Она назвала Митеньку милым другом, и это было так неожиданно, что подействовало на него как нежная ласка.
Вся цель поездки Митеньки заключалась собственно в том, чтобы найти подкрепление своей новой линии жизни, и об этом нужно было бы сказать. Но после слов графини, после ее ласкового полуинтимного тона у него вышло совсем другое: на лицо помимо его воли легла печаль, которая, он чувствовал, привлекла молодую женщину.
Всегда почему-то бывало так, что когда он подходил к другому человеку, то начинал говорить и действовать не по линии своего внутреннего содержания, а по тому, что сознательно или бессознательно хотелось в нем видеть другому.
– Только с вами хорошо, – сказал Митенька, глядя перед собой неподвижным взглядом.
Он чувствовал, что если бы сказать эту фразу, глядя графине в глаза, то можно было бы оскорбить ее или испугать интимным оттенком полупризнания. Но когда он, как будто весь ушедши в гнетущую его мысль, говорил эти слова, не глядя на молодую женщину, он чувствовал, что это ее ни оскорбить, ни испугать не может.
И правда, графиня не отстранилась от него после этой его фразы, которая по смыслу могла быть принята как признание, а, повернувшись к нему, еще более внимательно и участливо посмотрела на него. Потом с выражением робкого вопроса положила свою руку на его руку.
Митенька ничем не проявил ни своего удивления, ни радости от этой полунежности, полуласки. Не зная, зачем он так делает, он принимал такое отношение как что-то естественное между ними.

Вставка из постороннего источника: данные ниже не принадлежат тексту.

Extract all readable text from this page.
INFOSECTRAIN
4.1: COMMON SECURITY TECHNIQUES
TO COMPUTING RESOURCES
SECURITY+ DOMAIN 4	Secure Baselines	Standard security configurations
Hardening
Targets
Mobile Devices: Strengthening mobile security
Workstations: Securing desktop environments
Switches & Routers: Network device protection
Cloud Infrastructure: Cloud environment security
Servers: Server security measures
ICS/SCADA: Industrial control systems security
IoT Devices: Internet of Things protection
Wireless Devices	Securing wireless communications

– Ну, что же? скажите мне, – повторила графиня, – я пойму вас. И она опять с нежной тревогой и участием заглянула ему в глаза, так что он близко от своего лица видел ее черный вуаль, затемнявший ее лучистые глаза, которые всего месяц назад рассеянно посмотрели на него на большой дороге, как на чужого и ничем не интересного ей человека. Он хотел было ответить ей, но в это время они въехали в усадьбу, и коляска остановилась у старинного подъезда с точеными львами по сторонам.
Когда они вошли в обширную столовую с открытыми большими окнами в затихший к вечеру сад, Митенька, чувствуя за собой какое-то право, просто, как близкий человек, взял легкое черное пальто графини Юлии, отнес его в переднюю, потом молча взял у нее из рук шляпу с длинным черным вуалем, свернул и положил на круглый стол.
Причем он все время видел торжественно-участливый взгляд графини и, сам не зная почему, не смотрел на нее, даже делал вид, что избегает смотреть, как будто с тем, чтобы не понудить ее на выражение жалости к нему и на тяжелый для него разговор на эту тему.
– Ну, что же, милый друг? У вас что-то есть на душе? – повторила молодая женщина, взяв его руку и глядя ему в глаза.
Митенька поднял на нее глаза, которые, он чувствовал, помимо его воли стали печальными только потому, что не хотелось обмануть ожидания молодой женщины, которую, очевидно, тревожило и вместе с тем привлекало это выражение печали в нем.
Он молчал, закусив губы.
– Ну, хорошо, – сказала графиня, отводя его за руку к дивану, как бы решив не врываться раньше времени в его душу и заговорить пока о другом. Она позвонила и велела горничной подать чай.
– Скажите… – проговорила графиня Юлия, когда они сели на маленький диванчик у раскрытого окна, – скажите, какое на вас произвел впечатление он? – И, сложив на коленях сцепленные в пальцах руки, она повернулась к своему собеседнику с выражением волнующего ее вопроса.
– Я не понимаю этого… – сказал все тем же тоном и глядя перед собой Митенька, – то есть я хочу сказать, что на меня о н никак не подействовал. Мое сознание, мой позитивный склад ума ведет меня в жизнь другими путями.
Графиня вздохнула и, отведя свои глаза от него на раскрытое окно, грустно смотрела туда, пока он говорил:
– Это та, оставшаяся в нас гордость духа, благодаря которой мы страдаем… и вы страдаете, разве я не вижу… Ну, скажите же мне, что у вас?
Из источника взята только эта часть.